Convoqués en procédure d’urgence à partir de ce lundi 17 juillet, les députés de la 14ème législature semblent partis pour vivre d’intenses moments de confrontation parlementaire, tant il est vrai que l’objet de la plénière arrêté par le gouvernement ne suscite pas le consensus général chez tous les acteurs politiques. Pour cause, les recommandations issues du dernier dialogue politique appelé par le Chef de l’Etat, Macky Sall, ne sont « nationales » que de nom. Loin d’être inclusives, ces concertations ont été boycottées par la majorité de l’opposition dite radicale, en particulier la coalition Yewwi Askan wi à l’exception de Khalifa Sall et Taxawu Sénégal, mais aussi par plusieurs acteurs de la société civile et des mouvements citoyens regroupés au sein de la plateforme des forces vives (F 24). De sorte que les modifications envisagées de la Constitution, du Code électoral et du Code pénal, dans la foulée des 12 points dits d’accord de la commission politique du dialogue national, ne sont pas partagées par moult députés, en premier ceux de l’opposition dite radicale. Ce qui augure de rudes confrontations au sein de l’hémicycle.

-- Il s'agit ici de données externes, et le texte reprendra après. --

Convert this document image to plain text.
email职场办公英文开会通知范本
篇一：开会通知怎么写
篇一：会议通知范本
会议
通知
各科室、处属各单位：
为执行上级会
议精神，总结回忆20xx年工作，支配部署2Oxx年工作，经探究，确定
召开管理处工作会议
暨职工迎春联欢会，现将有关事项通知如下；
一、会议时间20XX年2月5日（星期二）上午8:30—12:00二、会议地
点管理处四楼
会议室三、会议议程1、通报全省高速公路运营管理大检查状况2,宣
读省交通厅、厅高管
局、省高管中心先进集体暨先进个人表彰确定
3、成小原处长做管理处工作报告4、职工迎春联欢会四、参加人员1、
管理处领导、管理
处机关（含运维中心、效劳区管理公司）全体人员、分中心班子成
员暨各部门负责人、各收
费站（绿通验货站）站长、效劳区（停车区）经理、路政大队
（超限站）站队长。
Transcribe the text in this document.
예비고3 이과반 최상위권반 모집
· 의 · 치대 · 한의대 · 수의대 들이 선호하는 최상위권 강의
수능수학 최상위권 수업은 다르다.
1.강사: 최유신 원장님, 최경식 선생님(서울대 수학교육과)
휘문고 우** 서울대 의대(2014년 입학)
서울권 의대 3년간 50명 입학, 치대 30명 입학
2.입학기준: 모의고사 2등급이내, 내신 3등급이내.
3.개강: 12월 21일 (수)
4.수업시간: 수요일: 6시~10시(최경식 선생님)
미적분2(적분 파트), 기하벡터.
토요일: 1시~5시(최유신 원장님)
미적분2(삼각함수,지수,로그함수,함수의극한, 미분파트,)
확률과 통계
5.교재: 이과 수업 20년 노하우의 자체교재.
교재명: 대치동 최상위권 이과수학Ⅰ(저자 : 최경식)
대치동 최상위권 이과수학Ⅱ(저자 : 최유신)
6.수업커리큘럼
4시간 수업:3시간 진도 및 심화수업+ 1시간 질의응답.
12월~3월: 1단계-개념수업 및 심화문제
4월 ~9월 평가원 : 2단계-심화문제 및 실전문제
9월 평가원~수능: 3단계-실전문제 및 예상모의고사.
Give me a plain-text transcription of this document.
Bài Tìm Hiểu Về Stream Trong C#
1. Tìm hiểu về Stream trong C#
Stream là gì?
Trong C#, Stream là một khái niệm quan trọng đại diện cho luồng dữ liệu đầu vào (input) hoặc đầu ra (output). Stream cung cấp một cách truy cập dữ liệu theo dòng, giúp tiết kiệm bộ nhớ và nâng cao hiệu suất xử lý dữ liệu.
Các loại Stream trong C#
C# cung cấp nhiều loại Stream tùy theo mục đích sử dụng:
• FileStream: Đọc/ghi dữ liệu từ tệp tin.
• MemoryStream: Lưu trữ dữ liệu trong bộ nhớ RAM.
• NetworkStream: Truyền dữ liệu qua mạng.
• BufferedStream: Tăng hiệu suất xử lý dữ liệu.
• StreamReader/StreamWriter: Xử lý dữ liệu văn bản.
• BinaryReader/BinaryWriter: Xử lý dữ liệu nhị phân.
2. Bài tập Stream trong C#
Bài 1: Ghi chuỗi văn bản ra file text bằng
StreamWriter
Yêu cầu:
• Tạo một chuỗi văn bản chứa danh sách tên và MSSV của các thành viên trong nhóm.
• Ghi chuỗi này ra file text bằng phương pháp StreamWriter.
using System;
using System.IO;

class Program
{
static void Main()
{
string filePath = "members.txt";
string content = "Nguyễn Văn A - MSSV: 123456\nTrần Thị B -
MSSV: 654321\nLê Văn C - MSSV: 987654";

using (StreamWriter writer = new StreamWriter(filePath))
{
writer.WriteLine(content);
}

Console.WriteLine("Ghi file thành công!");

Qui plus est, ces ajustements devant être opérés sur la Constitution, la Loi électorale et le Code pénal, suite à l’arbitrage du Chef de l’Etat, maître d’œuvre du dialogue politique, incommodent même par certains côtés des acteurs qui étaient partie prenante des concertations. Ainsi en est-il du projet de loi portant révision de la Constitution, pour permettre au Chef de l’Etat de pouvoir dissoudre l’Assemblée nationale bien avant la période réglementaire des deux ans. Le nouveau projet de loi qui sera défendu par le ministre de la Justice, Garde des Sceaux, stipule de fait que « Le Président de la République peut, après avoir recueilli l’avis du Premier Ministre et celui du Président de l’Assemblée nationale, prononcer, par décret, la dissolution de l’Assemblée nationale. Le décret de dissolution fixe la date du scrutin pour l’élection des députés. Le scrutin a lieu soixante jours au moins et quatre-vingt-dix jours au plus après la date de la publication dudit décret… ».
En tout état de cause, le texte en question ne semble guère faire l’unanimité, au sein des nouveaux partisans du chef de l’Etat au dialogue politique. Ainsi en est-il de Doudou Wade du Pds qui appelle à un sursaut d’orgueil collectif pour empêcher cette modification, selon la presse. L’ancien président du groupe parlementaire du Pds a appelé les députés et les Sénégalais en général à se dresser contre cette modification de la Constitution. « Le projet de révision de la Constituons en son article 87 mérite un sursaut d’orgueil collectif pour refuser le diktat du Président de la république. (…) La modification de l’article 87 telle que prévue par le projet de loi est une catastrophe ». Et de poursuivre : « Avec cette nouvelle rédaction, le président de la République a droit de mort sur l’Assemblée nationale. Ainsi, il lui est loisible de dissoudre l’Assemblée et d’organiser des élections législatives sans coup férir tous les cent (100) jours ».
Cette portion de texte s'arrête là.